本申请公开了一种视频处理方法、系统、移动终端、服务器及存储介质,该视频处理方法应用于客户端,该方法包括:接收服务器发送的第一编码图像帧;判断是否接收到图像丰富指令;若接收到图像丰富指令,则将随机噪声加入第一编码图像帧中,生成第二编码图像帧;其中,第一编码图像帧为浮点型数据,第一编码图像帧与第二编码图像帧之间的差值在预设范围以内。通过上述方式,本申请能够将浮点型数据解码为图像,实现图像的安全传输,并能够对解码出来的图像进行丰富。

Description

一种视频处理方法、系统、移动终端、服务器及存储介质 【技术领域】
本申请涉及图像处理领域,具体涉及一种视频处理方法、系统、移动终端、服务器及存储介质。
【背景技术】
数字图像压缩编码是一种非常重要的技术,对数字图像的传输和存储有着非常重要的意义。
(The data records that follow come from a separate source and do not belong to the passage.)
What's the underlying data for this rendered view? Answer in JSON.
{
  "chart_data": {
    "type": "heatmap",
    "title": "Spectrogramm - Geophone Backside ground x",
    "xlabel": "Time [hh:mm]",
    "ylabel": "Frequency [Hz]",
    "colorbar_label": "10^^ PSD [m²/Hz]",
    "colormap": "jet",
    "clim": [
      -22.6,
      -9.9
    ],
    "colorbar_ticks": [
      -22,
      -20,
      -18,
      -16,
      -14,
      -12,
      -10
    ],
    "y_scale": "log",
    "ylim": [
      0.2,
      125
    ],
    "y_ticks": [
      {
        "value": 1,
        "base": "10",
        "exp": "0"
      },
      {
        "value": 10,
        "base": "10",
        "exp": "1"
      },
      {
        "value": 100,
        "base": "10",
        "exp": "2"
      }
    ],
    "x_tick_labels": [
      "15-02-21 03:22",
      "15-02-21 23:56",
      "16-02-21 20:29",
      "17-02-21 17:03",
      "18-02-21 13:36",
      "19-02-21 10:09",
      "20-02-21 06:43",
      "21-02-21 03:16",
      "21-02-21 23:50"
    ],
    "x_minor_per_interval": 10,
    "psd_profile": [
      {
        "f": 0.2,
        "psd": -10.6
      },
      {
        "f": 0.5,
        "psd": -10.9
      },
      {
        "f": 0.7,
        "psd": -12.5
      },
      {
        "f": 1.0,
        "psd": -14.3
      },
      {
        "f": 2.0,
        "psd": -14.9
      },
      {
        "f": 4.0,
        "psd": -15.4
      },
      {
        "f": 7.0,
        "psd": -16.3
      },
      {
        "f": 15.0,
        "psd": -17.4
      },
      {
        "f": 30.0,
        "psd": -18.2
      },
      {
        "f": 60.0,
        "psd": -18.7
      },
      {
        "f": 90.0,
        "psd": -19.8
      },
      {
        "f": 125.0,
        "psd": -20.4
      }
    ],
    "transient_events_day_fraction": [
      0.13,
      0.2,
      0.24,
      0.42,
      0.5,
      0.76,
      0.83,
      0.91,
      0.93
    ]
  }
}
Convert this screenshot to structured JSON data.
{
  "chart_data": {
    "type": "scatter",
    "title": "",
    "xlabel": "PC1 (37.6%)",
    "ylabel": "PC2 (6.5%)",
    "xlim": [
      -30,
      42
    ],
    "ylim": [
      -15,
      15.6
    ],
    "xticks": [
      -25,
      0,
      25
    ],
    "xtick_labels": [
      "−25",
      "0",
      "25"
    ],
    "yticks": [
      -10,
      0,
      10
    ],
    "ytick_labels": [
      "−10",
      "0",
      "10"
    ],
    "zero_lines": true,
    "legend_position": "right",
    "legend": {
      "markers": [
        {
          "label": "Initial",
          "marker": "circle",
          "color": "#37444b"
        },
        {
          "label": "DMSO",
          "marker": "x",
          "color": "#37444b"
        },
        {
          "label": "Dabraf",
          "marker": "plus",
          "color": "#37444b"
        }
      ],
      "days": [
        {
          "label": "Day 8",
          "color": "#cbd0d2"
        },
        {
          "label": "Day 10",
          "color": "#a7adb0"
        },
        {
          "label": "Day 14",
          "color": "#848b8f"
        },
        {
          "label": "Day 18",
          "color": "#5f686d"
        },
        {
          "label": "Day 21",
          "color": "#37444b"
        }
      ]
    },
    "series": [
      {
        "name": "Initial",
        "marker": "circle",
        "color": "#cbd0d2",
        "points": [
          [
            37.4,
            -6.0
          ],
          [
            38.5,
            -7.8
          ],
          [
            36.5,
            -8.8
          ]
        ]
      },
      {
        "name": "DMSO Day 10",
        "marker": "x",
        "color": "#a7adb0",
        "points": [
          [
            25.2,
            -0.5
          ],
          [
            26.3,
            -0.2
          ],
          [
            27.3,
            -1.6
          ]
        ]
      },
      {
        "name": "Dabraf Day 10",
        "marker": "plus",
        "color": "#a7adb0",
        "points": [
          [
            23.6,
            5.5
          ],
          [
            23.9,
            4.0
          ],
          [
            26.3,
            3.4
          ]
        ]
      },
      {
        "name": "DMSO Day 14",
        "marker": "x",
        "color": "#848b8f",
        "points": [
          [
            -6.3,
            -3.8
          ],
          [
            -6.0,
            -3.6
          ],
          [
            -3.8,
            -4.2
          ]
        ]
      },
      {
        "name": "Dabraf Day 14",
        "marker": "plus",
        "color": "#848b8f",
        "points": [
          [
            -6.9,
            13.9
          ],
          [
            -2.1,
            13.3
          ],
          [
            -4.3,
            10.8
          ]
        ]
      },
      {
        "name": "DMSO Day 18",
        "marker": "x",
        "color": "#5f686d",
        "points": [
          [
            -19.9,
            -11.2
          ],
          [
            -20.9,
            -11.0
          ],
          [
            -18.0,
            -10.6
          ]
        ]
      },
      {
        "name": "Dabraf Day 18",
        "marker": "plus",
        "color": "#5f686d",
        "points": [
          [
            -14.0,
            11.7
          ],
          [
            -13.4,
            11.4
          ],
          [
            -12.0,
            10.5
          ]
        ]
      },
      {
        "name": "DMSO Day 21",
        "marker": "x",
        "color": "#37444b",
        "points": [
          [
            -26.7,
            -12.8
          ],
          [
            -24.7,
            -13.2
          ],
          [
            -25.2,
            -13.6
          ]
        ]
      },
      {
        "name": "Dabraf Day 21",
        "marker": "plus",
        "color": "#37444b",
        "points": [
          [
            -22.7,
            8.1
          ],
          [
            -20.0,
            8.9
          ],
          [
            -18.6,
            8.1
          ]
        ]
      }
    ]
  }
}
传统的图像编码算法是基于像素值的编码,无论是变换编码、预测编码还是其它编码算法均是在像素值的基础上进行压缩,虽然压缩程度逐渐升高,压缩效果越来越好,但基于像素值的编码很难把图像或视频的体积压缩到极小;而且对于传统图像编码算法来说,安全问题也不容忽视,传统图像编码算法需要开发各种保密机制,以保证图像编码后传输的安全性。
【发明内容】
本申请主要解决的问题是提供一种视频处理方法、系统、移动终端、服务器及存储介质,能够将浮点型数据解码为图像,实现图像的安全传输,并能够对解码出来的图像进行丰富。
为解决上述技术问题,本申请采用的技术方案是提供一种视频处理方法,该视频处理方法应用于客户端,该方法包括:接收服务器发送的第一编码图像帧;判断是否接收到图像丰富指令;若接收到图像丰富指令,则将随机噪声加入第一编码图像帧中,生成第二编码图像帧;其中,第一编码图像帧为浮点型数据,第一编码图像帧与第二编码图像帧之间的差值在预设范围以内。
为解决上述技术问题,本申请采用的另一技术方案是提供一种视频处理方法,该视频处理方法应用于服务器,该方法包括:接收输入图像;利用基于神经网络的编码网络对输入图像进行处理,得到第一编码图像帧;其中,第一编码图像帧为浮点型数据,基于神经网络的编码网络至少包括输入层,且每个输入层包括至少两个子输入层,子输入层用于接 收输入图像中至少一个通道的数据。
为解决上述技术问题,本申请采用的另一技术方案是提供一种移动终端,该移动终端包括互相连接的存储器和处理器,其中,存储器用于存储计算机程序,计算机程序在被处理器执行时,用于实现上述的视频处理方法。
为解决上述技术问题,本申请采用的另一技术方案是提供一种服务器,该服务器包括互相连接的存储器和处理器,其中,存储器用于存储计算机程序,计算机程序在被处理器执行时,用于实现上述的视频处理方法。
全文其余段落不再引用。